Politique

France – Maroc : une idylle de quarante ans

De Valéry Giscard d’Estaing à Nicolas Sarkozy, retour sur quarante ans de visites d’État françaises au Maroc.

Mis à jour le 2 avril 2013 à 18:30

Jacques Chirac à Rabat en 1995. © Sipa

Giscard, le "copain"

1974-1981

En mai 1975, Valéry Giscard d’Estaing est le premier président français à rendre visite au Maroc indépendant. Près de dix ans après l’affaire Ben Barka, les relations entre les deux pays semblent être revenues au beau fixe. VGE, qui apprécie le « courage et la ténacité légendaire » du roi, ira plus loin que le dégel esquissé par Pompidou. Le lait et les dattes servis, ici à Fès, illustrent l’excellence de la relation. Hassan II, qui se rendra souvent en France, qualifie volontiers VGE de « copain ».

Cohabitation royale

1981-1995

Accueilli à Rabat en janvier 1983, François Mitterrand est le président français qui a le plus longtemps accompagné un souverain marocain. Au cours des quatorze années passées à la tête du pays, il a beaucoup évolué sur le royaume. En 1981, son arrivée au pouvoir avait provoqué à Rabat la même inquiétude qu’au sein de la droite française. Et lors des deux cohabitations (1986 et 1993), Hassan II entretient des rapports privilégiés avec les ténors du RPR, notamment Charles Pasqua et un certain… Jacques Chirac.

Paris-Taroudant

1995-1999

©WTT/Sipa

Habitué, depuis 1987, de la Gazelle d’or, un palace de Taroudant prisé par le Tout-Paris, Jacques Chirac continue de s’y rendre chaque année pour Noël. Le rituel ne connaît pas d’interruption pendant deux mandats. Avec Hassan II, Jacques Chirac (ici à Rabat, en 1995) s’initie au Moyen-Orient. La dernière apparition publique du souverain a pour cadre la somptueuse avenue des Champs-Élysées, qui voit défiler – honneur rare – la garde royale, sous son regard fatigué mais fier, le 14 juillet 1999.

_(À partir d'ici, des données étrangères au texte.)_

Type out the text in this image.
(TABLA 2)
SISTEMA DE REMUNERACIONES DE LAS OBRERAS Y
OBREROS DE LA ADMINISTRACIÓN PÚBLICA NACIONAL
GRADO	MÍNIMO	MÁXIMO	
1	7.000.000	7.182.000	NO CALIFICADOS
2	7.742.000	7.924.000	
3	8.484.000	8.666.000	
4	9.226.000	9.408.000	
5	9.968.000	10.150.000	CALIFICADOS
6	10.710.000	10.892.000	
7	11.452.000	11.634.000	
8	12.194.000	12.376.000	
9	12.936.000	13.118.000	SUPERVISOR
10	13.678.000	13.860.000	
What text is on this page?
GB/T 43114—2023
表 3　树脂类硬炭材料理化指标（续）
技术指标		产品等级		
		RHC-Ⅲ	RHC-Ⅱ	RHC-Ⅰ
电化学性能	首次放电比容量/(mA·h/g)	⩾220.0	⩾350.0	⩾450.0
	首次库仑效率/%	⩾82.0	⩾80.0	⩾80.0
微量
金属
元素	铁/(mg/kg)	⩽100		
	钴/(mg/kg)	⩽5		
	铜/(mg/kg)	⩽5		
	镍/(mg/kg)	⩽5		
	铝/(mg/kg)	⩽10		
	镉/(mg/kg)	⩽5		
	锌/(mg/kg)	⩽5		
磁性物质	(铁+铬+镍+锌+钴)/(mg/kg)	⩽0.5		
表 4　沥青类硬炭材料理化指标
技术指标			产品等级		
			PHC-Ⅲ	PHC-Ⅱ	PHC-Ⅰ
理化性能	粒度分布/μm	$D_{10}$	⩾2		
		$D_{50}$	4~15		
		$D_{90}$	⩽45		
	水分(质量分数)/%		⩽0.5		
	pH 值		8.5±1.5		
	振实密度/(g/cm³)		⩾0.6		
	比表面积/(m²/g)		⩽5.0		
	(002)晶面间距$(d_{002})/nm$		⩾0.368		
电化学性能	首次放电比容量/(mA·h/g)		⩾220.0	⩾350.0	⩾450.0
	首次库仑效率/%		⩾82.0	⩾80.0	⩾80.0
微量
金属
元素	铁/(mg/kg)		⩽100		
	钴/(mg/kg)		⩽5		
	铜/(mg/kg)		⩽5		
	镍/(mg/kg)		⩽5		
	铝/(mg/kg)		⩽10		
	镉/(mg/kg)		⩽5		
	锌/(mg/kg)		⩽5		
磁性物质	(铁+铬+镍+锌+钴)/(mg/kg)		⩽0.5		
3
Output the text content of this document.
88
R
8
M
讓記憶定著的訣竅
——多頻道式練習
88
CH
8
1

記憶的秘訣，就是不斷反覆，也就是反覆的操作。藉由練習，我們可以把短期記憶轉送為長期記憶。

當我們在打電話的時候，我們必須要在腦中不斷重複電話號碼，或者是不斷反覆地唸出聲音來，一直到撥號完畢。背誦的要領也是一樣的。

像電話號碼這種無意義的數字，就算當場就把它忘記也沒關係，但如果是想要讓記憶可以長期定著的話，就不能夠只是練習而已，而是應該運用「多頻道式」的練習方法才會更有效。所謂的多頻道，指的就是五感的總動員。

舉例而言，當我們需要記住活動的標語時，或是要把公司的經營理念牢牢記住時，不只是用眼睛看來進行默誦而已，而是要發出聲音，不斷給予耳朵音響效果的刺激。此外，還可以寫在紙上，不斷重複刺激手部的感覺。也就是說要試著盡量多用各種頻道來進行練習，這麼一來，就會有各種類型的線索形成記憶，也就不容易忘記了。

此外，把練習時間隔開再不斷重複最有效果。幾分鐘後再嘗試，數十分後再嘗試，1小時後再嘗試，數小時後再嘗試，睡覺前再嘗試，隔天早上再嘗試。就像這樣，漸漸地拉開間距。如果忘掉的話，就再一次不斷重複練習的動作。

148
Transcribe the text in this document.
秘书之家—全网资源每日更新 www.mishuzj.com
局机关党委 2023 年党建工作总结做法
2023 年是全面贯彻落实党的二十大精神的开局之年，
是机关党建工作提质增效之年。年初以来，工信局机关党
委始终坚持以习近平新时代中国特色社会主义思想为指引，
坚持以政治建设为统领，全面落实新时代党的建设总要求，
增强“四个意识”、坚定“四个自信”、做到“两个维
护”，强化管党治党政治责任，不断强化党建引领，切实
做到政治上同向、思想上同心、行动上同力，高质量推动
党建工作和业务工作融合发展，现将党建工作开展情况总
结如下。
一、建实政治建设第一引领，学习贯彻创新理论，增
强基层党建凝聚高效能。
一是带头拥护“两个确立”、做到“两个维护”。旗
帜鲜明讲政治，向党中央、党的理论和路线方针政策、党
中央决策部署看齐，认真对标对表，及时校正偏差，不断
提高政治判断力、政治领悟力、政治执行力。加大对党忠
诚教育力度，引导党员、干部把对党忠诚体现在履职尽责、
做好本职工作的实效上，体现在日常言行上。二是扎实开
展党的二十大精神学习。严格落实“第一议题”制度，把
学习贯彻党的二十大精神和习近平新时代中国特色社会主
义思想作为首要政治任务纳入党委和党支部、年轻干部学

"Je dois beaucoup à votre père"

1999-2007

©Sipa

Dans le mot qu’il fait lire, lors d’un colloque organisé en 2000 pour marquer le premier anniversaire de la disparition du roi, Jacques Chirac ne tarit pas d’éloges sur Hassan II. Il a fait le serment de veiller sur son successeur, Mohammed VI. Ce dernier ne pouvait trouver meilleur allié. Avec ce président (ici à Paris en 2004), désormais tourné vers la politique internationale, la communauté de vues s’affine. Sur le conflit israélo-arabe, sur le Moyen-Orient et surtout à propos du Sahara occidental.

Relation à grande vitesse

2007-2012

©WTT/Sipa

La petite brouille de juillet (visite annulée) est déjà oubliée quand Nicolas Sarkozy se rend à Marrakech en octobre 2007. Surtout qu’au même moment le président français assiste, impuissant, à la détérioration de ses relations avec l’Algérie, qu’il avait pourtant visitée dès l’été. Avec Mohammed VI, le Maghreb semble soudain moins compliqué. Sarkozy signe de gros contrats (Renault, ligne à grande vitesse). Depuis sa défaite en mai 2012, il est souvent revenu, avec son épouse, dans la Ville ocre.